Tomorrow, October 11, Egyptian blogger Maikel Nabil Sanad will have reached the 50th day of his hunger strike. Arrested in March, Sanad was later sentenced, by a military court, to three years in prison for accusing the military of having conducted virginity tests on female protesters (a charge later found to be true) and stating that "the army and the people are not one," a statement that runs counter to much of the sentiment expressed in Tahrir Square throughout January. In August, Sanad began a hunger strike in the hopes that it would "draw public attention to his plight and force the ruling military council to reconsider what he describes as the military’s 'discriminatory' policies," according to Shahira Amin of Index on Censorship.

Sanad himself has written from prison, sending missives via the site MidEast Youth. Sanad's father also recently wrote a letter of support for his son, citing his mental and physical state and calling for his immediate release.

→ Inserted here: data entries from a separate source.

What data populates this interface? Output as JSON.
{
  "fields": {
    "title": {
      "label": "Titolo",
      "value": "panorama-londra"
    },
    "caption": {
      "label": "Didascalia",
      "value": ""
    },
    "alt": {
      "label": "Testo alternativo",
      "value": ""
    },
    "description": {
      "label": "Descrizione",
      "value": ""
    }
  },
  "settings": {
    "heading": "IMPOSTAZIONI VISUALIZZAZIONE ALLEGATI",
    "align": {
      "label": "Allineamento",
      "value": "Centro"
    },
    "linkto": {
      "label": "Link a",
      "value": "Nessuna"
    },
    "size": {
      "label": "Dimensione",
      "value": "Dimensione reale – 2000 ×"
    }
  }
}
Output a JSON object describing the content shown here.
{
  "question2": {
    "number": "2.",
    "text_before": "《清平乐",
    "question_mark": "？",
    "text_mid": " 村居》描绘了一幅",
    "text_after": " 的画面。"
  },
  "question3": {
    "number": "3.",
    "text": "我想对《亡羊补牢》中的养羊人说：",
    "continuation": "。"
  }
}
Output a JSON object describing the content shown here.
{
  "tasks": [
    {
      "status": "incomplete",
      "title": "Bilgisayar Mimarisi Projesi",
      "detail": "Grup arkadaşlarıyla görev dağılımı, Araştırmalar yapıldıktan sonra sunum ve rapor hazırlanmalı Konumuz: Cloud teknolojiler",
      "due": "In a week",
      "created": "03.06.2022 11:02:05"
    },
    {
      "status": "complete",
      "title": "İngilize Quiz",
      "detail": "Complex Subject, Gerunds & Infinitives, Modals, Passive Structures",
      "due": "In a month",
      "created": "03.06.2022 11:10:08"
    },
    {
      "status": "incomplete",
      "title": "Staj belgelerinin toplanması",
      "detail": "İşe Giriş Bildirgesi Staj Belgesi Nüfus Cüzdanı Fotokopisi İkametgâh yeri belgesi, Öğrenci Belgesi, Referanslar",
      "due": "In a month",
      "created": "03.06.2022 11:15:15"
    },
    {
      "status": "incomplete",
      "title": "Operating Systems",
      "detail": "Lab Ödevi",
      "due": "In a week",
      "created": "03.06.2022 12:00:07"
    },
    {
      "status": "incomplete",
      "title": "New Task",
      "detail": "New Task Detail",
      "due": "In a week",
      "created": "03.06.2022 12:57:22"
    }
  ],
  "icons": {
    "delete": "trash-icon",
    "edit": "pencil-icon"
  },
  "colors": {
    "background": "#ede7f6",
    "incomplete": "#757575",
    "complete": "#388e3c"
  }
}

A call for free expression in Egypt In post-revolutionary Egypt, free expression is not yet a guarantee. Numerous activists have been investigated by the ruling Supreme Council of Armed Forces (SCAF), while, between February and September, 11,879 people had been tried or investigated by military courts. Though Sanad's case has garnered minimal support in Egypt due to his stance on Israel (which he has supported for what he calls its "democratic values and freedom of expression"), calls for his release persist. Paraphrasing Evelyn Beatrice Hall, Professor Rasha Abdulla of the American University of Cairo recently wrote that, while she does not support Sanad's points of view, "as someone who has always been a staunch supporter of freedom of thought and expression, I will defend to the death his right to say them." Yesterday, Field Marshal Mohamed Hussein Tantawi vowed to end to military trials "with notable exceptions," which many see as too little, too late. Among the exceptions is the crime of "spreading false information about the military," the same crime for which Sanad was initially charged.

EFF reiterates our call for the immediate release Maikel Nabil Sanad.  If Sanad remains in prison, he will die.